Pinaka adalah bentuk pasif dari maka, sehingga disini bagian yang ada di dalam prasasti Sumengka “berarti” ia putera (sesungguhnya) dari raja yang telah di dewakan. Krom telah berbuat salah memandang Kertajaya dan Srngga sebagai dua orang raja yang berbeda. Pernyataan  Krom bahwa rakrayan Mahamantri I hi no memakai gelar Mapanji terbukti salah. Bacaan yang benar adalah mapatih. Mengenai ibukota, disini yang perlu diperhatikan bahwa Daha dan Kahuripan adalah dua bagian kerajaan Majapahit yang paling penting. Disini Moens, telah menyatakan sebuah teori  bahwa Airlangga harus dimakamkan di dua monument, yang satu dengan patu Siwa, yang diidentifisir dengan tirtha, dan yang lainnya diidentifisir dengan pemandian di belahan dengan patung visnu, meskipun keadaan dua monument makam dari Airlangga dengan patung visnu yang sama yang naik Garuda sepenuhnya sesuai dengan fakta bahwa ia telah membagi kerajaannya diantara dua orang puteranya.

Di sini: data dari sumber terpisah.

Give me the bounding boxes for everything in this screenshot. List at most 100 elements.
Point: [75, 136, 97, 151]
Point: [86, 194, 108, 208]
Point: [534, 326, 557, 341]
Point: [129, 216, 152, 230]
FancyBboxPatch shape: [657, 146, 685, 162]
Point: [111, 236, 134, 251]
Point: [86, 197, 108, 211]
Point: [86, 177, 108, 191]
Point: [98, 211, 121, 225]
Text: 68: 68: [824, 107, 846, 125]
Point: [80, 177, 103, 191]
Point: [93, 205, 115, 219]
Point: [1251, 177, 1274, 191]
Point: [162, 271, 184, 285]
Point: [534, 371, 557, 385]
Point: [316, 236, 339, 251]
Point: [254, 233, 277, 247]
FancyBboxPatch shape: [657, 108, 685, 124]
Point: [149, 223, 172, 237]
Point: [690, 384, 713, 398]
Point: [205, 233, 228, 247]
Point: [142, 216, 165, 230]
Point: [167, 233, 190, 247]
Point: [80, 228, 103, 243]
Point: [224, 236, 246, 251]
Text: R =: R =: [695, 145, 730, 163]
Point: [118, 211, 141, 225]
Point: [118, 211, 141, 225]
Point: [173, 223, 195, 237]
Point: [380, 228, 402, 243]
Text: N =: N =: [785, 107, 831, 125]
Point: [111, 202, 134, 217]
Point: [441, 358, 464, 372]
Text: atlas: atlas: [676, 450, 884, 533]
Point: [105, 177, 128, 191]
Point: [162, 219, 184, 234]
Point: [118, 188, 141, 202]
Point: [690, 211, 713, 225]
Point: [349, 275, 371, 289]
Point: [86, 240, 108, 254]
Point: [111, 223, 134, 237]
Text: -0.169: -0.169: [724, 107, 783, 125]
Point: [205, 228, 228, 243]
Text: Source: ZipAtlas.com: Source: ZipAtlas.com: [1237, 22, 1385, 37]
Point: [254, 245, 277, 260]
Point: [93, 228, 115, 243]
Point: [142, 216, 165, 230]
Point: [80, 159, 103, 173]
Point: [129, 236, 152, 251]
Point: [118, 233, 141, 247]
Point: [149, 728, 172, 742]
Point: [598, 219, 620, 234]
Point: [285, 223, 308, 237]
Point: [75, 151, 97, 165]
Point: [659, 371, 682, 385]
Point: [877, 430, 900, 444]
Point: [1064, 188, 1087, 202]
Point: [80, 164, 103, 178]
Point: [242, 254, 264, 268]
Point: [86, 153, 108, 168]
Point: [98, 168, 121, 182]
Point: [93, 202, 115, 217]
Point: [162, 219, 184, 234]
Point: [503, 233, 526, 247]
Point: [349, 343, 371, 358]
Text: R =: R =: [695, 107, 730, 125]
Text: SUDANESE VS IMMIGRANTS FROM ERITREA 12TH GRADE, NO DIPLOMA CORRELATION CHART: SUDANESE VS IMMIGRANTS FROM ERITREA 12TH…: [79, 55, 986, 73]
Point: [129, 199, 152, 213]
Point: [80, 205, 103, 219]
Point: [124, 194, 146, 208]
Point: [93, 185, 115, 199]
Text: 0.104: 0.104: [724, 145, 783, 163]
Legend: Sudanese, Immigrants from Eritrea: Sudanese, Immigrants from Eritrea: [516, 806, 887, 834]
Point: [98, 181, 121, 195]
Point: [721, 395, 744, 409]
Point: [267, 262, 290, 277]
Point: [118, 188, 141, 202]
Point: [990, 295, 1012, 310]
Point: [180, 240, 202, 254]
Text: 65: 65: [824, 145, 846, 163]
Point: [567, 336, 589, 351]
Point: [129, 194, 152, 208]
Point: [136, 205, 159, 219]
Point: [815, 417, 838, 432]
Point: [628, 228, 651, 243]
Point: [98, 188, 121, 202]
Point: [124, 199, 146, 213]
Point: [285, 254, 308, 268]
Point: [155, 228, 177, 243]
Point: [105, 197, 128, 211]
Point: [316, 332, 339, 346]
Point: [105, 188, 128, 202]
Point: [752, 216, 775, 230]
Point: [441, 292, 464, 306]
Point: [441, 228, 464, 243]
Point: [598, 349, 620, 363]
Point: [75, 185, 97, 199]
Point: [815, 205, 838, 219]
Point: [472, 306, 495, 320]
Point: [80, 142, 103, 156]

Disini kerajaan Panjalu berpusat di kadiri sekarang,sebagai dapat yang disimpulkan dari pembagian geografis dari prasast-prasastinya, disebabkan perpindahan ibukotanya, suatu cirri yang biasa dalam sejarah. Sebagai yang kita sebutkan pada catatan 21, ibukota Airlangga dipindahkan sedikitnya dua kali. Ibukota Majapahit dipindahkan dalam sejarah, sejak hal ini kita ketahui dari pararaton, bahwa ibukota Majapahit pertama ditetapkan terletak di Tarik Delta Brantas. Anak sungai kali Lamong, masih dipandang sebagai sungai suci , yang disebut kali Lanang, synonym dari kata Jalu, yang berarti laki-laki. Keterangan ini juga memberikan dugaan bahwa ada kemungkinan Mapanji Garasakan menang dalam pertempurannya terhadap raja Panjalu. Tidak adanya tanda berdirinya kerajaan Panjalu pada sepuluh tahun pertama setelah pembagian mungkin memperkuat dugaan ini. Mengenai letak kerajaan Bahayalangu menurut cerita pohon kamal dari Nagrakertagama, bahwasanya dapat disimpulkan bahwa lokasi Bhayalangu terletak antara Kulur, Batang, Ganganasem (desa janganasem sekarang dan Kedung Dawa, yang terletak dekat sungai Porong).